The study says fungus is infecting trees in Epsom and Concord, and possibly elsewhere in the Northeast.

Scientists became concerned in October 2013 that the mutated fungus was seen on black currant plants that were said to be immune in New Hampshire.

Hundreds of white pine samples were sent to a Canadian Forest lab for testing last spring, and a number were later confirmed to be infected.

"The pathogen causes cankers that can girdle a tree if they occur on the main stem," said Isabel Munck, a Forest Service pathologist and the study's lead author.

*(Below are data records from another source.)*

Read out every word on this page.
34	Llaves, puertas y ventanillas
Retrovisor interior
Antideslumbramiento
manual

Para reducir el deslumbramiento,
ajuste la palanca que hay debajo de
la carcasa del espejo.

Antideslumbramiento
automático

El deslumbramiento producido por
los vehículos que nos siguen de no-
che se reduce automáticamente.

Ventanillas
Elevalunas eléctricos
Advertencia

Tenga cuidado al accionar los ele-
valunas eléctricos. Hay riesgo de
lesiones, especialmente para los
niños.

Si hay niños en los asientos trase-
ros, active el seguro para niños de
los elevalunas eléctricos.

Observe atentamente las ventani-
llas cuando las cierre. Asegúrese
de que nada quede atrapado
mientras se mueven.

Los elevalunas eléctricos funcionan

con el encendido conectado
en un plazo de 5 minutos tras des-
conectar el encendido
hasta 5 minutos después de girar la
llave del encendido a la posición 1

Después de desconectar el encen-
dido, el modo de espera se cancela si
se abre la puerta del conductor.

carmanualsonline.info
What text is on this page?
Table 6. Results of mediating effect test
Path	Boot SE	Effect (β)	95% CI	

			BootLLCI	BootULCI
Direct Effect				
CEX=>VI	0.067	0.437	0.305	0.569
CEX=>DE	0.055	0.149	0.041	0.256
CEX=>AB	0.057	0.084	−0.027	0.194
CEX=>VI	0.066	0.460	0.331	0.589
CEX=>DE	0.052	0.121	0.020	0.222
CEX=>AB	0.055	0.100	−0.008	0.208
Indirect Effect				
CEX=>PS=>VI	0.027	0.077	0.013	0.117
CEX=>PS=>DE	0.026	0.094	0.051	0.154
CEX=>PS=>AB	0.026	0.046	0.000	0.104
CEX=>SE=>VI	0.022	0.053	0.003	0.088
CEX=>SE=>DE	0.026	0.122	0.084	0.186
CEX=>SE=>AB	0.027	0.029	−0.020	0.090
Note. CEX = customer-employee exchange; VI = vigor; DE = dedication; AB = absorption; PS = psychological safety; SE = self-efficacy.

Pathologists say some varieties of ribes are more resistant to white pine blister rust than others, but varieties that were not showing any signs of the infection before are now found to be heavily infected.

When the fungus first hit in 1909, a massive eradication effort, including a ban on ribes, helped stem the destruction.

But a Cornell University researcher found a previously immune currant infected with a mutated form of the fungus in 2011 in Connecticut.

The Forest Service, Canadian Forest Service from Natural Resources Canada, New Hampshire Division of Forests and Lands and Cornell University collaborated on the study.